O Bankinter reportou um resultado líquido de 291 milhões de euros no primeiro trimestre de 2026, o que representa um crescimento de 7,6% face ao mesmo período do ano anterior. O resultado antes de impostos ascendeu a 410 milhões de euros, mais 8,2%, refletindo uma evolução positiva em todas as áreas do negócio.
A margem de juros cresce 5,5% face ao primeiro trimestre do ano passado, atingindo 570,6 milhões de euros, situando‑se acima dos últimos cinco trimestres.
Por seu turno, a margem bruta, que agrega a totalidade das receitas, situa‑se em 779 milhões de euros, mais 6,5%, “apoiada no bom desempenho das comissões, maioritariamente provenientes de serviços transacionais ou de consultoria e gestão de ativos”.
As comissões atingem 257 milhões de euros, mais 9,9%, com destaque para as provenientes dos serviços de gestão de ativos e de brokerage, que ascendem a 146 milhões de euros, crescendo 18,1%, fruto de uma maior atividade nesses negócios. “Após a dedução das comissões pagas aos parceiros da Red de Agentes e da Banca Partner, as comissões líquidas situam‑se em 203 milhões de euros, mais 8,1% do que no primeiro trimestre de 2025”, refere o banco liderado por Glória Ortiz.
Por outro lado os custos operacionais totalizam 276 milhões de euros, com um aumento moderado de 3%, inferior ao crescimento das receitas, o que permite que a margem de exploração do trimestre ascenda a 502,9 milhões de euros, representando um crescimento de 8,7% no período.
O controlo rigoroso dos custos explica um rácio de eficiência de 35,4%, um dos mais competitivos do setor europeu.
A rentabilidade continua em níveis elevados, com um ROE de 18,8% e um ROTE de 20%, enquanto a qualidade dos ativos permanece sólida, com um rácio de morosidade de apenas 1,92%.
O banco destaca um crescimento rentável e equilibrado, sustentado pela expansão da atividade com clientes e pela diversificação das receitas. A carteira de crédito aumentou cerca de 5%, enquanto os recursos geridos fora de balanço — como fundos de investimento e gestão de patrimónios — cresceram 17%, mantendo a tendência forte dos últimos anos.
Portugal com resultados de 56 milhões
O Bankinter diz que Portugal assume um papel cada vez mais relevante dentro do grupo, numa altura em que o banco assinala dez anos de atividade no país. Ao longo desta década, o número de clientes duplicou e o volume de negócio triplicou, consolidando uma operação considerada “sólida, rentável e equilibrada”.

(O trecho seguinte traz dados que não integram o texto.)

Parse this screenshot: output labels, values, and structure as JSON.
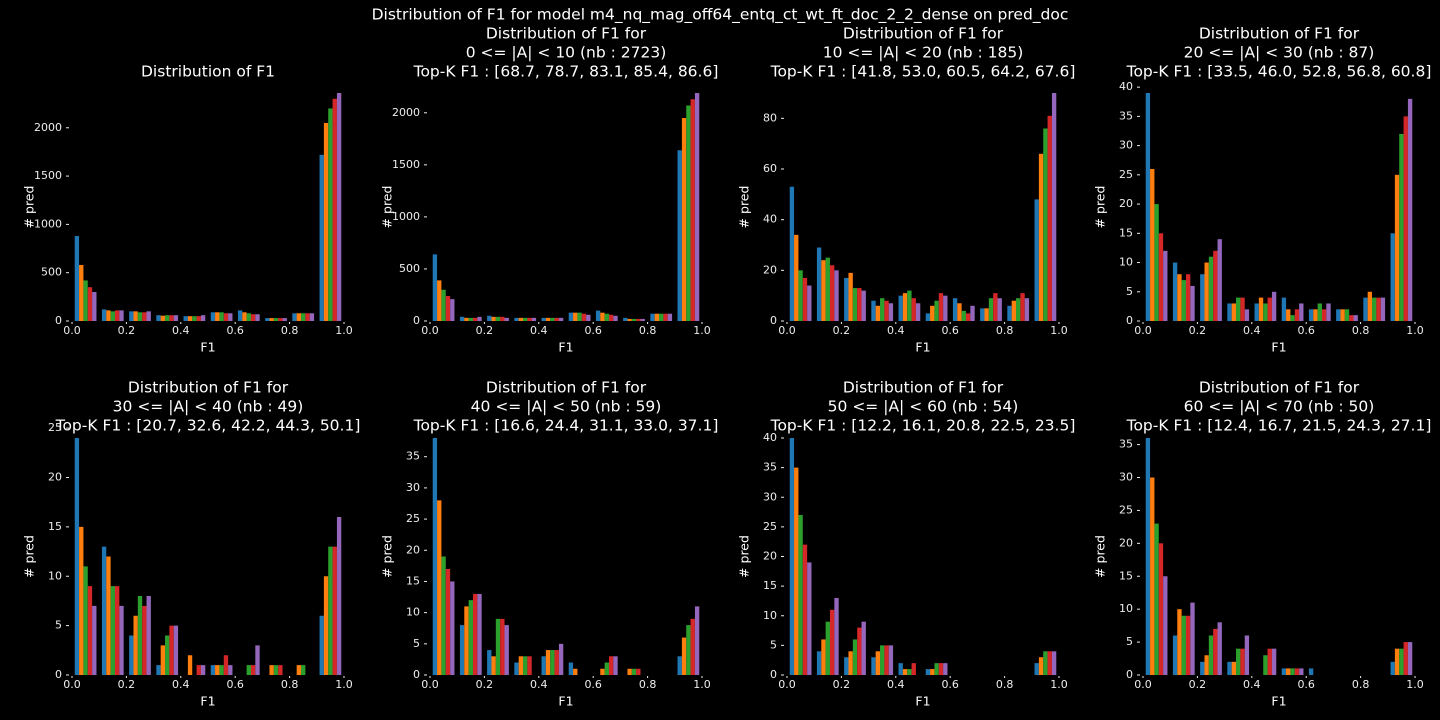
{
  "title": "Distribution of F1 for model m4_nq_mag_off64_entq_ct_wt_ft_doc_2_2_dense on pred_doc",
  "chart_data": [
    {
      "type": "histogram",
      "title_lines": [
        "Distribution of F1"
      ],
      "x_label": "F1",
      "y_label": "# pred",
      "bins": [
        0,
        0.1,
        0.2,
        0.3,
        0.4,
        0.5,
        0.6,
        0.7,
        0.8,
        0.9,
        1.0
      ],
      "xlim": [
        0,
        1
      ],
      "xticks": [
        {
          "value": 0,
          "label": "0.0"
        },
        {
          "value": 0.2,
          "label": "0.2"
        },
        {
          "value": 0.4,
          "label": "0.4"
        },
        {
          "value": 0.6,
          "label": "0.6"
        },
        {
          "value": 0.8,
          "label": "0.8"
        },
        {
          "value": 1,
          "label": "1.0"
        }
      ],
      "ylim": [
        0,
        2360
      ],
      "yticks": [
        0,
        500,
        1000,
        1500,
        2000
      ],
      "series": [
        {
          "color": "#1f77b4",
          "values": [
            880,
            120,
            100,
            60,
            50,
            90,
            110,
            30,
            80,
            1720
          ]
        },
        {
          "color": "#ff7f0e",
          "values": [
            580,
            110,
            100,
            55,
            50,
            90,
            90,
            30,
            80,
            2050
          ]
        },
        {
          "color": "#2ca02c",
          "values": [
            420,
            100,
            90,
            60,
            50,
            90,
            80,
            30,
            80,
            2200
          ]
        },
        {
          "color": "#d62728",
          "values": [
            350,
            110,
            90,
            60,
            50,
            80,
            70,
            30,
            80,
            2300
          ]
        },
        {
          "color": "#9467bd",
          "values": [
            300,
            110,
            100,
            60,
            60,
            80,
            70,
            30,
            80,
            2360
          ]
        }
      ]
    },
    {
      "type": "histogram",
      "title_lines": [
        "Distribution of F1 for",
        "0 <= |A| < 10 (nb : 2723)",
        "Top-K F1 : [68.7, 78.7, 83.1, 85.4, 86.6]"
      ],
      "x_label": "F1",
      "y_label": "# pred",
      "bins": [
        0,
        0.1,
        0.2,
        0.3,
        0.4,
        0.5,
        0.6,
        0.7,
        0.8,
        0.9,
        1.0
      ],
      "xlim": [
        0,
        1
      ],
      "xticks": [
        {
          "value": 0,
          "label": "0.0"
        },
        {
          "value": 0.2,
          "label": "0.2"
        },
        {
          "value": 0.4,
          "label": "0.4"
        },
        {
          "value": 0.6,
          "label": "0.6"
        },
        {
          "value": 0.8,
          "label": "0.8"
        },
        {
          "value": 1,
          "label": "1.0"
        }
      ],
      "ylim": [
        0,
        2190
      ],
      "yticks": [
        0,
        500,
        1000,
        1500,
        2000
      ],
      "series": [
        {
          "color": "#1f77b4",
          "values": [
            640,
            40,
            50,
            30,
            30,
            80,
            100,
            30,
            70,
            1640
          ]
        },
        {
          "color": "#ff7f0e",
          "values": [
            390,
            30,
            40,
            30,
            30,
            80,
            80,
            20,
            70,
            1950
          ]
        },
        {
          "color": "#2ca02c",
          "values": [
            300,
            30,
            40,
            30,
            30,
            80,
            70,
            20,
            70,
            2070
          ]
        },
        {
          "color": "#d62728",
          "values": [
            240,
            30,
            40,
            30,
            30,
            70,
            60,
            20,
            70,
            2130
          ]
        },
        {
          "color": "#9467bd",
          "values": [
            210,
            40,
            30,
            30,
            30,
            60,
            50,
            20,
            70,
            2190
          ]
        }
      ]
    },
    {
      "type": "histogram",
      "title_lines": [
        "Distribution of F1 for",
        "10 <= |A| < 20 (nb : 185)",
        "Top-K F1 : [41.8, 53.0, 60.5, 64.2, 67.6]"
      ],
      "x_label": "F1",
      "y_label": "# pred",
      "bins": [
        0,
        0.1,
        0.2,
        0.3,
        0.4,
        0.5,
        0.6,
        0.7,
        0.8,
        0.9,
        1.0
      ],
      "xlim": [
        0,
        1
      ],
      "xticks": [
        {
          "value": 0,
          "label": "0.0"
        },
        {
          "value": 0.2,
          "label": "0.2"
        },
        {
          "value": 0.4,
          "label": "0.4"
        },
        {
          "value": 0.6,
          "label": "0.6"
        },
        {
          "value": 0.8,
          "label": "0.8"
        },
        {
          "value": 1,
          "label": "1.0"
        }
      ],
      "ylim": [
        0,
        90
      ],
      "yticks": [
        0,
        20,
        40,
        60,
        80
      ],
      "series": [
        {
          "color": "#1f77b4",
          "values": [
            53,
            29,
            17,
            8,
            10,
            3,
            9,
            5,
            6,
            48
          ]
        },
        {
          "color": "#ff7f0e",
          "values": [
            34,
            24,
            19,
            6,
            11,
            6,
            7,
            5,
            8,
            66
          ]
        },
        {
          "color": "#2ca02c",
          "values": [
            20,
            25,
            13,
            9,
            12,
            8,
            4,
            9,
            9,
            76
          ]
        },
        {
          "color": "#d62728",
          "values": [
            17,
            22,
            13,
            8,
            9,
            11,
            3,
            11,
            11,
            81
          ]
        },
        {
          "color": "#9467bd",
          "values": [
            14,
            20,
            12,
            7,
            7,
            10,
            6,
            9,
            9,
            90
          ]
        }
      ]
    },
    {
      "type": "histogram",
      "title_lines": [
        "Distribution of F1 for",
        "20 <= |A| < 30 (nb : 87)",
        "Top-K F1 : [33.5, 46.0, 52.8, 56.8, 60.8]"
      ],
      "x_label": "F1",
      "y_label": "# pred",
      "bins": [
        0,
        0.1,
        0.2,
        0.3,
        0.4,
        0.5,
        0.6,
        0.7,
        0.8,
        0.9,
        1.0
      ],
      "xlim": [
        0,
        1
      ],
      "xticks": [
        {
          "value": 0,
          "label": "0.0"
        },
        {
          "value": 0.2,
          "label": "0.2"
        },
        {
          "value": 0.4,
          "label": "0.4"
        },
        {
          "value": 0.6,
          "label": "0.6"
        },
        {
          "value": 0.8,
          "label": "0.8"
        },
        {
          "value": 1,
          "label": "1.0"
        }
      ],
      "ylim": [
        0,
        39
      ],
      "yticks": [
        0,
        5,
        10,
        15,
        20,
        25,
        30,
        35,
        40
      ],
      "series": [
        {
          "color": "#1f77b4",
          "values": [
            39,
            10,
            8,
            3,
            3,
            4,
            2,
            2,
            4,
            15
          ]
        },
        {
          "color": "#ff7f0e",
          "values": [
            26,
            8,
            10,
            3,
            4,
            2,
            2,
            2,
            5,
            25
          ]
        },
        {
          "color": "#2ca02c",
          "values": [
            20,
            7,
            11,
            4,
            3,
            1,
            3,
            2,
            4,
            32
          ]
        },
        {
          "color": "#d62728",
          "values": [
            15,
            8,
            12,
            4,
            4,
            2,
            2,
            1,
            4,
            35
          ]
        },
        {
          "color": "#9467bd",
          "values": [
            12,
            6,
            14,
            2,
            5,
            3,
            3,
            1,
            4,
            38
          ]
        }
      ]
    },
    {
      "type": "histogram",
      "title_lines": [
        "Distribution of F1 for",
        "30 <= |A| < 40 (nb : 49)",
        "Top-K F1 : [20.7, 32.6, 42.2, 44.3, 50.1]"
      ],
      "x_label": "F1",
      "y_label": "# pred",
      "bins": [
        0,
        0.1,
        0.2,
        0.3,
        0.4,
        0.5,
        0.6,
        0.7,
        0.8,
        0.9,
        1.0
      ],
      "xlim": [
        0,
        1
      ],
      "xticks": [
        {
          "value": 0,
          "label": "0.0"
        },
        {
          "value": 0.2,
          "label": "0.2"
        },
        {
          "value": 0.4,
          "label": "0.4"
        },
        {
          "value": 0.6,
          "label": "0.6"
        },
        {
          "value": 0.8,
          "label": "0.8"
        },
        {
          "value": 1,
          "label": "1.0"
        }
      ],
      "ylim": [
        0,
        24
      ],
      "yticks": [
        0,
        5,
        10,
        15,
        20,
        25
      ],
      "series": [
        {
          "color": "#1f77b4",
          "values": [
            24,
            13,
            4,
            1,
            0,
            1,
            0,
            0,
            0,
            6
          ]
        },
        {
          "color": "#ff7f0e",
          "values": [
            15,
            12,
            6,
            3,
            2,
            1,
            0,
            1,
            1,
            10
          ]
        },
        {
          "color": "#2ca02c",
          "values": [
            11,
            9,
            8,
            4,
            0,
            1,
            1,
            1,
            1,
            13
          ]
        },
        {
          "color": "#d62728",
          "values": [
            9,
            9,
            7,
            5,
            1,
            2,
            1,
            1,
            0,
            13
          ]
        },
        {
          "color": "#9467bd",
          "values": [
            7,
            7,
            8,
            5,
            1,
            1,
            3,
            0,
            0,
            16
          ]
        }
      ]
    },
    {
      "type": "histogram",
      "title_lines": [
        "Distribution of F1 for",
        "40 <= |A| < 50 (nb : 59)",
        "Top-K F1 : [16.6, 24.4, 31.1, 33.0, 37.1]"
      ],
      "x_label": "F1",
      "y_label": "# pred",
      "bins": [
        0,
        0.1,
        0.2,
        0.3,
        0.4,
        0.5,
        0.6,
        0.7,
        0.8,
        0.9,
        1.0
      ],
      "xlim": [
        0,
        1
      ],
      "xticks": [
        {
          "value": 0,
          "label": "0.0"
        },
        {
          "value": 0.2,
          "label": "0.2"
        },
        {
          "value": 0.4,
          "label": "0.4"
        },
        {
          "value": 0.6,
          "label": "0.6"
        },
        {
          "value": 0.8,
          "label": "0.8"
        },
        {
          "value": 1,
          "label": "1.0"
        }
      ],
      "ylim": [
        0,
        38
      ],
      "yticks": [
        0,
        5,
        10,
        15,
        20,
        25,
        30,
        35
      ],
      "series": [
        {
          "color": "#1f77b4",
          "values": [
            38,
            8,
            4,
            2,
            3,
            2,
            0,
            0,
            0,
            3
          ]
        },
        {
          "color": "#ff7f0e",
          "values": [
            28,
            11,
            3,
            3,
            4,
            1,
            1,
            1,
            0,
            6
          ]
        },
        {
          "color": "#2ca02c",
          "values": [
            19,
            12,
            9,
            3,
            4,
            0,
            2,
            1,
            0,
            8
          ]
        },
        {
          "color": "#d62728",
          "values": [
            17,
            13,
            9,
            3,
            4,
            0,
            3,
            1,
            0,
            9
          ]
        },
        {
          "color": "#9467bd",
          "values": [
            15,
            13,
            8,
            0,
            5,
            0,
            3,
            0,
            0,
            11
          ]
        }
      ]
    },
    {
      "type": "histogram",
      "title_lines": [
        "Distribution of F1 for",
        "50 <= |A| < 60 (nb : 54)",
        "Top-K F1 : [12.2, 16.1, 20.8, 22.5, 23.5]"
      ],
      "x_label": "F1",
      "y_label": "# pred",
      "bins": [
        0,
        0.1,
        0.2,
        0.3,
        0.4,
        0.5,
        0.6,
        0.7,
        0.8,
        0.9,
        1.0
      ],
      "xlim": [
        0,
        1
      ],
      "xticks": [
        {
          "value": 0,
          "label": "0.0"
        },
        {
          "value": 0.2,
          "label": "0.2"
        },
        {
          "value": 0.4,
          "label": "0.4"
        },
        {
          "value": 0.6,
          "label": "0.6"
        },
        {
          "value": 0.8,
          "label": "0.8"
        },
        {
          "value": 1,
          "label": "1.0"
        }
      ],
      "ylim": [
        0,
        40
      ],
      "yticks": [
        0,
        5,
        10,
        15,
        20,
        25,
        30,
        35,
        40
      ],
      "series": [
        {
          "color": "#1f77b4",
          "values": [
            40,
            4,
            3,
            3,
            2,
            1,
            0,
            0,
            0,
            2
          ]
        },
        {
          "color": "#ff7f0e",
          "values": [
            35,
            6,
            4,
            4,
            1,
            1,
            0,
            0,
            0,
            3
          ]
        },
        {
          "color": "#2ca02c",
          "values": [
            27,
            9,
            6,
            5,
            1,
            2,
            0,
            0,
            0,
            4
          ]
        },
        {
          "color": "#d62728",
          "values": [
            22,
            11,
            8,
            5,
            2,
            2,
            0,
            0,
            0,
            4
          ]
        },
        {
          "color": "#9467bd",
          "values": [
            19,
            13,
            9,
            5,
            0,
            2,
            0,
            0,
            0,
            4
          ]
        }
      ]
    },
    {
      "type": "histogram",
      "title_lines": [
        "Distribution of F1 for",
        "60 <= |A| < 70 (nb : 50)",
        "Top-K F1 : [12.4, 16.7, 21.5, 24.3, 27.1]"
      ],
      "x_label": "F1",
      "y_label": "# pred",
      "bins": [
        0,
        0.1,
        0.2,
        0.3,
        0.4,
        0.5,
        0.6,
        0.7,
        0.8,
        0.9,
        1.0
      ],
      "xlim": [
        0,
        1
      ],
      "xticks": [
        {
          "value": 0,
          "label": "0.0"
        },
        {
          "value": 0.2,
          "label": "0.2"
        },
        {
          "value": 0.4,
          "label": "0.4"
        },
        {
          "value": 0.6,
          "label": "0.6"
        },
        {
          "value": 0.8,
          "label": "0.8"
        },
        {
          "value": 1,
          "label": "1.0"
        }
      ],
      "ylim": [
        0,
        36
      ],
      "yticks": [
        0,
        5,
        10,
        15,
        20,
        25,
        30,
        35
      ],
      "series": [
        {
          "color": "#1f77b4",
          "values": [
            36,
            6,
            2,
            2,
            0,
            1,
            1,
            0,
            0,
            2
          ]
        },
        {
          "color": "#ff7f0e",
          "values": [
            30,
            10,
            3,
            2,
            0,
            1,
            0,
            0,
            0,
            4
          ]
        },
        {
          "color": "#2ca02c",
          "values": [
            23,
            9,
            6,
            4,
            3,
            1,
            0,
            0,
            0,
            4
          ]
        },
        {
          "color": "#d62728",
          "values": [
            20,
            9,
            7,
            4,
            4,
            1,
            0,
            0,
            0,
            5
          ]
        },
        {
          "color": "#9467bd",
          "values": [
            15,
            11,
            8,
            6,
            4,
            1,
            0,
            0,
            0,
            5
          ]
        }
      ]
    }
  ]
}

No primeiro trimestre de 2026, a margem bruta em Portugal atingiu 96 milhões de euros, um crescimento de 7% face ao período homólogo. O resultado antes de impostos fixou-se em 56 milhões de euros, representando já 13,7% dos resultados totais do grupo.
A atividade em território nacional continua a acelerar: a carteira de crédito cresceu 9%, os recursos de clientes aumentaram 10% e os ativos sob gestão dispararam 27%. O banco destaca ainda a melhoria estrutural da eficiência, com o rácio a cair de 124% em 2016 para cerca de 33% atualmente.
Embora Espanha continue a ser o principal mercado, Portugal e Irlanda têm vindo a ganhar relevância explica o banco espanhol em comunicado. O Bankinter destaca, em particular, o mercado português que evidencia um crescimento consistente tanto no crédito como na captação de recursos e na gestão de ativos.
O grupo Bankinter considera Portugal como um dos mercados-chave para o crescimento futuro.
Globalmente, o volume de negócio do grupo atingiu 238.767 milhões de euros, mais 6,5% do que há um ano, refletindo o dinamismo comercial em todas as áreas.
O banco atribui este desempenho a um modelo de negócio diferenciado, à disciplina na gestão de risco e custos e à aposta crescente na tecnologia e inteligência artificial para otimizar processos internos.